In 2014, while working at the ARCCH, he received sponsorship to pursue a master’s degree at Addis Ababa University (AAU). For his MSc thesis, he studied the ‘evolutionary history and dietary adaptation of fossil elephants’ from the Shungura Formation (Lower Omo Valley, Ethiopia), under the supervision of Dr. Jean-Renaud Boisserie (CNRS). His MSc research at AAU demonstrated the potential of studying the elephant fossil record to better understand the paleoenvironments of eastern Africa and has formed the basis of his combined (second) MSc and PhD research at the University of Poitiers. There, he completed his second MSc on ‘the ecology of mega-herbivore fossils through dental wear analysis (microwear and mesowear)’ under the supervision of Drs. Jean-Renaud Boisserie and Gildas Merceron, where he learned to conduct 3D microwear textural analysis on teeth.
Tomas is interested in exploring the relationships between morphological evolution and dietary behavior of mega herbivores (proboscideans; elephants and their relatives) through dental wear analyses (dental microwear texture analysis and mesowear) as well as isotope study for a better understanding of their responses to various environmental contexts and changes.

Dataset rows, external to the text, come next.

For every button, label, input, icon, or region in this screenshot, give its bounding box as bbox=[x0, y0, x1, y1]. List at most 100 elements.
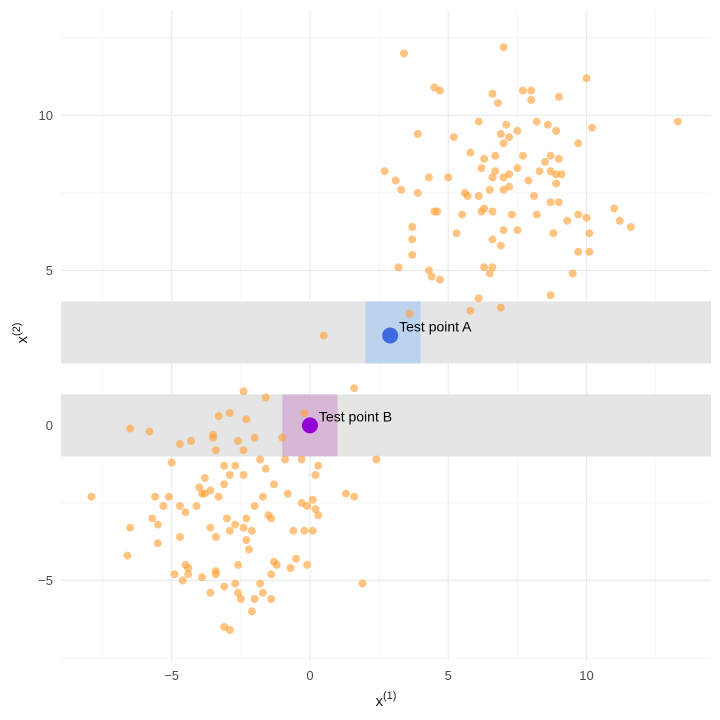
data-point bbox=[245, 545, 254, 554]
data-point bbox=[192, 502, 201, 510]
data-point bbox=[513, 226, 522, 235]
data-point bbox=[408, 223, 417, 231]
data-point bbox=[341, 489, 350, 498]
x-tick-labels: −5 0 5 10 bbox=[164, 668, 594, 683]
data-point bbox=[225, 409, 234, 417]
data-point bbox=[474, 117, 483, 126]
data-point bbox=[491, 151, 500, 160]
data-point bbox=[269, 480, 278, 489]
data-point bbox=[153, 520, 162, 529]
data-point bbox=[549, 229, 558, 238]
data-point bbox=[615, 216, 624, 225]
data-point bbox=[225, 471, 234, 479]
data-point bbox=[585, 229, 594, 238]
data-point bbox=[588, 123, 597, 132]
data-point bbox=[225, 626, 234, 634]
data-point bbox=[673, 117, 682, 126]
data-point bbox=[242, 415, 251, 424]
data-point bbox=[477, 164, 486, 173]
data-point bbox=[242, 514, 251, 523]
data-point bbox=[231, 520, 240, 529]
data-point bbox=[626, 223, 635, 231]
data-point bbox=[153, 539, 162, 548]
data-point bbox=[554, 154, 563, 163]
data-point bbox=[258, 492, 267, 501]
data-point bbox=[474, 192, 483, 200]
data-point bbox=[449, 133, 458, 142]
data-point bbox=[239, 446, 248, 455]
y-axis-title: x(2) bbox=[11, 323, 31, 344]
data-point bbox=[532, 210, 541, 219]
data-point bbox=[485, 185, 494, 194]
data-point bbox=[585, 247, 594, 256]
y-tick-label: −5 bbox=[38, 573, 53, 588]
data-point bbox=[496, 241, 505, 250]
data-point bbox=[546, 198, 555, 207]
data-point bbox=[527, 95, 536, 104]
data-point bbox=[413, 130, 422, 138]
data-point bbox=[292, 554, 301, 563]
data-point bbox=[319, 331, 328, 340]
data-point bbox=[452, 229, 461, 238]
data-point bbox=[554, 198, 563, 207]
data-point bbox=[543, 120, 552, 129]
data-point bbox=[220, 480, 229, 489]
data-point bbox=[211, 570, 220, 579]
data-point bbox=[513, 126, 522, 135]
data-point bbox=[397, 185, 406, 194]
data-point bbox=[184, 570, 193, 579]
data-point bbox=[220, 461, 229, 470]
data-point bbox=[433, 207, 442, 216]
data-point bbox=[242, 536, 251, 545]
data-point bbox=[170, 570, 179, 579]
data-point bbox=[209, 433, 218, 442]
data-point bbox=[408, 250, 417, 259]
test-point-label: Test point B bbox=[319, 408, 392, 424]
data-point bbox=[234, 560, 243, 569]
data-point bbox=[175, 502, 184, 510]
data-point bbox=[610, 204, 619, 213]
data-point bbox=[239, 387, 248, 396]
data-point bbox=[552, 126, 561, 135]
data-point bbox=[435, 275, 444, 284]
data-point bbox=[239, 471, 248, 479]
data-point bbox=[427, 272, 436, 281]
data-point bbox=[261, 393, 270, 402]
data-point bbox=[518, 151, 527, 160]
y-tick-label: 0 bbox=[46, 418, 53, 433]
data-point bbox=[518, 86, 527, 95]
data-point bbox=[554, 92, 563, 101]
data-point bbox=[546, 291, 555, 300]
y-tick-label: 5 bbox=[46, 263, 53, 278]
data-point bbox=[574, 210, 583, 219]
data-point bbox=[297, 455, 306, 464]
y-tick-labels: −5 0 5 10 bbox=[38, 108, 53, 588]
data-point bbox=[200, 474, 209, 483]
data-point bbox=[126, 523, 135, 532]
data-point bbox=[314, 511, 323, 520]
data-point bbox=[222, 514, 231, 523]
data-point bbox=[231, 461, 240, 470]
data-point bbox=[300, 526, 309, 535]
data-point bbox=[405, 309, 414, 318]
data-point bbox=[424, 266, 433, 275]
data-point bbox=[247, 526, 256, 535]
data-point bbox=[458, 210, 467, 219]
data-point bbox=[261, 464, 270, 473]
data-point bbox=[557, 170, 566, 179]
data-point bbox=[574, 139, 583, 148]
data-point bbox=[151, 492, 160, 501]
data-point bbox=[239, 523, 248, 532]
data-point bbox=[283, 489, 292, 498]
data-point bbox=[563, 216, 572, 225]
data-point bbox=[480, 263, 489, 272]
data-point bbox=[178, 576, 187, 585]
x-tick-label: 5 bbox=[445, 668, 452, 683]
data-point bbox=[435, 86, 444, 95]
data-point bbox=[258, 588, 267, 597]
data-point bbox=[552, 179, 561, 188]
data-point bbox=[181, 560, 190, 569]
data-point bbox=[250, 595, 259, 603]
data-point bbox=[488, 263, 497, 272]
data-point bbox=[289, 526, 298, 535]
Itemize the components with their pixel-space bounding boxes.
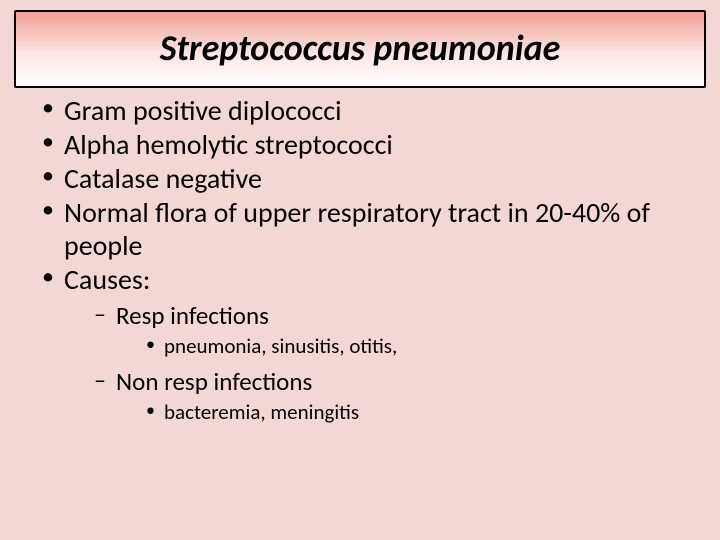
sub-item: Resp infections pneumonia, sinusitis, ot… <box>90 300 684 360</box>
bullet-item: Causes: Resp infections pneumonia, sinus… <box>36 263 684 425</box>
slide: Streptococcus pneumoniae Gram positive d… <box>0 0 720 540</box>
bullet-item: Alpha hemolytic streptococci <box>36 128 684 161</box>
subsub-item: bacteremia, meningitis <box>144 399 684 425</box>
bullet-text: Causes: <box>64 262 150 297</box>
subsub-item: pneumonia, sinusitis, otitis, <box>144 333 684 359</box>
bullet-item: Catalase negative <box>36 162 684 195</box>
subsub-list: bacteremia, meningitis <box>116 399 684 425</box>
sub-text: Resp infections <box>116 300 269 331</box>
bullet-list: Gram positive diplococci Alpha hemolytic… <box>36 94 684 425</box>
subsub-list: pneumonia, sinusitis, otitis, <box>116 333 684 359</box>
bullet-item: Gram positive diplococci <box>36 94 684 127</box>
slide-title: Streptococcus pneumoniae <box>26 26 694 70</box>
bullet-item: Normal flora of upper respiratory tract … <box>36 196 684 262</box>
sub-text: Non resp infections <box>116 366 312 397</box>
sub-list: Resp infections pneumonia, sinusitis, ot… <box>64 300 684 425</box>
title-box: Streptococcus pneumoniae <box>14 10 706 88</box>
content-area: Gram positive diplococci Alpha hemolytic… <box>14 94 706 425</box>
sub-item: Non resp infections bacteremia, meningit… <box>90 366 684 426</box>
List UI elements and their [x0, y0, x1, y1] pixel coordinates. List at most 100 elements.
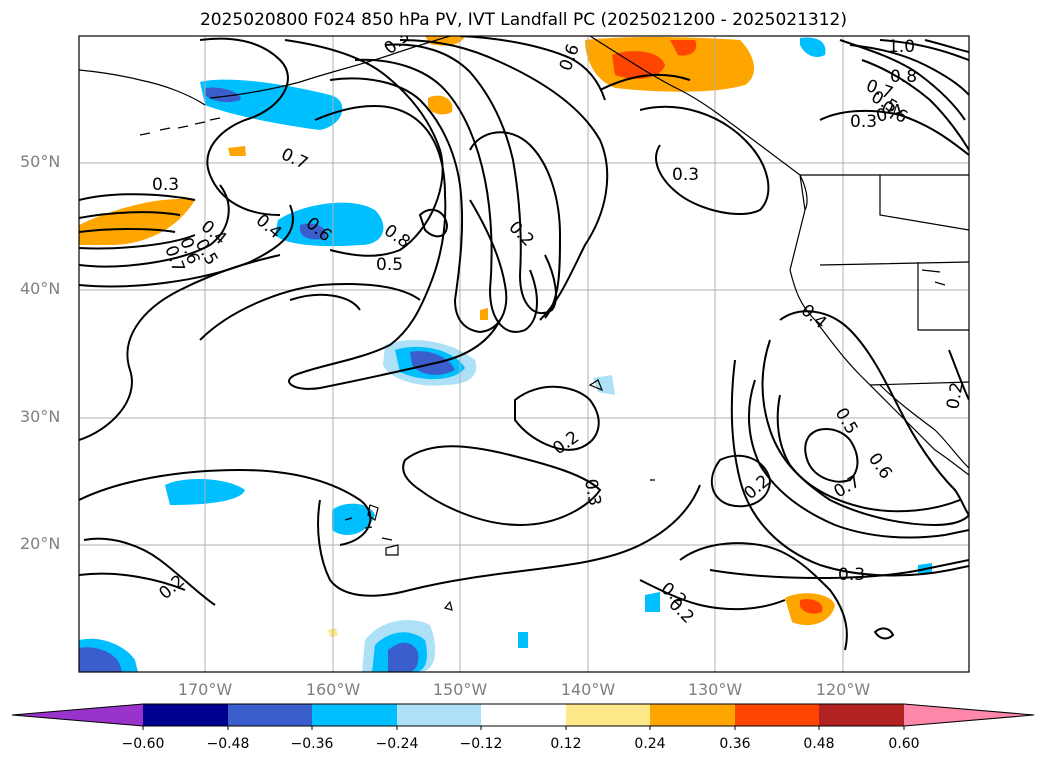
colorbar-tick-label: −0.12 — [459, 736, 503, 752]
map-title: 2025020800 F024 850 hPa PV, IVT Landfall… — [199, 10, 847, 30]
neg-area — [300, 223, 326, 240]
contour-label: 0.3 — [152, 175, 179, 195]
state-lines — [819, 175, 969, 386]
colorbar-segment — [312, 704, 397, 726]
contour — [199, 37, 289, 216]
canada-coast — [589, 36, 808, 211]
contour — [199, 282, 421, 341]
us-west-coast — [789, 174, 969, 476]
colorbar-segment — [12, 704, 143, 726]
colorbar-tick-label: −0.48 — [206, 736, 250, 752]
neg-area — [518, 632, 528, 648]
colorbar-tick-label: −0.24 — [375, 736, 419, 752]
colorbar-segment — [650, 704, 735, 726]
contour — [861, 59, 969, 151]
neg-area — [800, 37, 826, 57]
coastlines — [79, 36, 969, 611]
colorbar-segment — [481, 704, 566, 726]
contour — [79, 572, 186, 591]
contour — [709, 559, 969, 580]
colorbar — [11, 703, 1035, 730]
small-islands — [443, 269, 946, 611]
lat-label: 30°N — [20, 407, 61, 426]
contour-label: 0.3 — [838, 565, 865, 585]
contour — [329, 77, 508, 334]
neg-area — [275, 202, 384, 247]
contour — [730, 359, 969, 577]
contour — [79, 234, 196, 250]
colorbar-tick-label: 0.60 — [888, 736, 920, 752]
contour — [924, 39, 969, 53]
contour — [79, 193, 196, 201]
contour — [776, 394, 961, 513]
contour — [402, 445, 602, 527]
colorbar-segment — [819, 704, 904, 726]
contour — [79, 211, 181, 219]
contour — [804, 428, 859, 483]
plot-border — [78, 35, 970, 673]
contour — [399, 39, 609, 321]
contour — [849, 44, 969, 96]
plot-area — [79, 36, 969, 672]
neg-area — [645, 592, 660, 612]
contour — [79, 184, 230, 268]
contour-label: 0.3 — [580, 477, 604, 507]
contour-label: 0.8 — [890, 67, 917, 87]
contour — [747, 379, 969, 539]
contour — [839, 39, 966, 121]
contour-label: 0.3 — [850, 112, 877, 132]
colorbar-tick-label: 0.48 — [803, 736, 835, 752]
colorbar-tick-label: 0.36 — [719, 736, 751, 752]
neg-area — [79, 647, 122, 672]
contour-label: 1.0 — [888, 37, 915, 57]
lon-label: 130°W — [687, 680, 743, 699]
colorbar-segment — [904, 704, 1034, 726]
contour — [819, 109, 969, 156]
shaded-negative-areas — [79, 37, 932, 672]
pos-area — [79, 199, 195, 245]
pos-area — [800, 599, 823, 614]
colorbar-tick-label: −0.60 — [121, 736, 165, 752]
contour — [79, 468, 372, 546]
lon-label: 140°W — [560, 680, 616, 699]
contour-label: 0.3 — [672, 165, 699, 185]
pos-area — [428, 95, 453, 115]
aleutian-islands — [139, 117, 221, 136]
pos-area — [585, 37, 755, 92]
pos-area — [228, 146, 246, 156]
contour — [317, 484, 701, 597]
lat-label: 40°N — [20, 279, 61, 298]
colorbar-segment — [397, 704, 481, 726]
contour — [79, 228, 176, 233]
pv-contours — [79, 36, 969, 651]
contour — [79, 254, 281, 441]
contour — [288, 105, 501, 390]
contour — [354, 58, 538, 333]
lon-label: 120°W — [815, 680, 871, 699]
contour — [469, 131, 562, 319]
lon-label: 170°W — [177, 680, 233, 699]
lat-label: 20°N — [20, 534, 61, 553]
pos-area — [480, 308, 488, 320]
contour — [873, 627, 895, 640]
colorbar-tick-label: 0.12 — [550, 736, 582, 752]
colorbar-segment — [735, 704, 819, 726]
contour — [418, 208, 449, 238]
colorbar-segment — [228, 704, 312, 726]
contour — [639, 105, 770, 216]
contour — [761, 339, 969, 527]
contour — [384, 43, 557, 315]
colorbar-tick-label: −0.36 — [290, 736, 334, 752]
colorbar-segment — [566, 704, 650, 726]
contour — [514, 385, 600, 451]
colorbar-segment — [143, 704, 228, 726]
contour — [599, 73, 691, 91]
contour — [779, 310, 969, 516]
gridlines — [79, 36, 969, 672]
contour — [289, 293, 361, 311]
neg-area — [332, 503, 375, 535]
contour — [679, 542, 848, 651]
lon-label: 150°W — [432, 680, 488, 699]
contour — [710, 454, 772, 508]
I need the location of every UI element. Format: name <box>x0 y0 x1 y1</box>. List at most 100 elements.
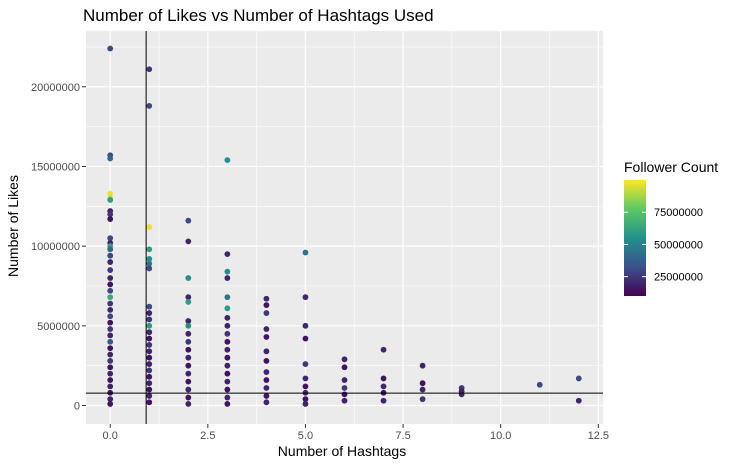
data-point <box>185 318 192 324</box>
data-point <box>185 362 192 369</box>
data-point <box>419 380 426 387</box>
data-point <box>146 386 153 393</box>
data-point <box>146 103 153 109</box>
data-point <box>263 393 270 399</box>
data-point <box>263 348 270 355</box>
data-points <box>107 45 582 407</box>
legend-tick-label: 50000000 <box>654 239 703 251</box>
data-point <box>146 367 153 374</box>
data-point <box>107 370 114 377</box>
data-point <box>380 397 387 404</box>
data-point <box>107 319 114 326</box>
data-point <box>107 190 114 197</box>
x-axis: 0.0 2.5 5.0 7.5 10.0 12.5 <box>103 424 609 442</box>
y-tick-label: 10000000 <box>31 241 80 253</box>
data-point <box>185 338 192 345</box>
data-point <box>263 357 270 364</box>
data-point <box>419 396 426 403</box>
data-point <box>146 354 153 361</box>
data-point <box>107 332 114 339</box>
data-point <box>107 313 114 320</box>
y-tick-label: 5000000 <box>37 321 80 333</box>
data-point <box>146 310 153 316</box>
data-point <box>185 401 192 407</box>
data-point <box>341 385 348 391</box>
data-point <box>107 326 114 332</box>
legend: Follower Count 25000000 50000000 75000000 <box>624 159 718 296</box>
data-point <box>146 342 153 348</box>
data-point <box>146 303 153 310</box>
data-point <box>185 354 192 361</box>
colorbar <box>624 180 646 296</box>
data-point <box>107 155 114 162</box>
legend-tick-label: 25000000 <box>654 272 703 284</box>
data-point <box>224 354 231 361</box>
data-point <box>263 369 270 375</box>
data-point <box>263 302 270 309</box>
data-point <box>146 255 153 262</box>
data-point <box>341 397 348 404</box>
y-axis: 0 5000000 10000000 15000000 20000000 <box>31 82 86 413</box>
data-point <box>107 383 114 390</box>
data-point <box>575 397 582 404</box>
data-point <box>263 399 270 406</box>
data-point <box>146 399 153 406</box>
data-point <box>302 396 309 403</box>
data-point <box>224 338 231 345</box>
data-point <box>107 300 114 307</box>
legend-tick-label: 75000000 <box>654 207 703 219</box>
data-point <box>107 45 114 52</box>
data-point <box>107 396 114 403</box>
data-point <box>107 338 114 345</box>
data-point <box>536 381 543 388</box>
data-point <box>224 305 231 312</box>
data-point <box>185 294 192 301</box>
data-point <box>107 252 114 259</box>
data-point <box>107 235 114 242</box>
data-point <box>263 326 270 332</box>
data-point <box>302 401 309 407</box>
data-point <box>419 362 426 369</box>
data-point <box>302 249 309 256</box>
data-point <box>185 238 192 245</box>
data-point <box>107 377 114 383</box>
data-point <box>302 294 309 301</box>
data-point <box>224 378 231 385</box>
data-point <box>380 383 387 390</box>
data-point <box>185 299 192 305</box>
x-tick-label: 5.0 <box>298 430 313 442</box>
data-point <box>185 275 192 281</box>
data-point <box>302 383 309 390</box>
data-point <box>185 378 192 385</box>
data-point <box>263 334 270 340</box>
data-point <box>107 267 114 273</box>
data-point <box>146 329 153 336</box>
data-point <box>224 346 231 353</box>
data-point <box>107 287 114 294</box>
data-point <box>224 322 231 329</box>
legend-ticks: 25000000 50000000 75000000 <box>624 207 703 284</box>
x-tick-label: 12.5 <box>588 430 609 442</box>
y-tick-label: 15000000 <box>31 161 80 173</box>
data-point <box>224 370 231 377</box>
data-point <box>185 370 192 377</box>
data-point <box>419 386 426 393</box>
x-tick-label: 2.5 <box>200 430 215 442</box>
data-point <box>146 393 153 399</box>
data-point <box>107 216 114 222</box>
data-point <box>263 295 270 302</box>
y-axis-title: Number of Likes <box>5 175 21 277</box>
data-point <box>107 351 114 358</box>
data-point <box>107 197 114 203</box>
data-point <box>146 348 153 355</box>
data-point <box>224 362 231 369</box>
data-point <box>146 373 153 380</box>
data-point <box>380 375 387 382</box>
data-point <box>146 335 153 342</box>
data-point <box>224 294 231 301</box>
data-point <box>185 394 192 401</box>
data-point <box>575 375 582 382</box>
data-point <box>107 246 114 253</box>
data-point <box>185 346 192 353</box>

Christine Adongo is currently an early stage researcher doing PhD at l’Ecole des Hautes Etudes en Sciences Sociales (EHESS – Paris), and a member of Institut Interdisciplinaire d’Anthropologie du Contemporaire (IIAC). She attained both her bachelors and Masters degrees in Environmental science at Kenyatta University in Nairobi, Kenya. Broadly, her research interests encompass environment, natural resources, local landscapes, pastoral socio-ecological transition and livelihoods. More specifically, she has worked on natural resources conservation and livelihoods, focusing on the Kenya coastal sacred Kaya forests, and pastoral futures in northern Kenya in so far as climate change adaptation and WASH management at the local level in concerned. Her most work focuses on ‘green’ projects’ implementation (geothermal energy project in Kenya) and their socio-ecological and livelihood implications on the resilience of local pastoral landscape. Christine will use the mobility funds from GDR as a post-doctoral undertaking, to advance her fieldwork and facilitate the dissemination of her work on the contested futures of geothermal in the greater Olkaria geothermal area in Kenya’s rift valley.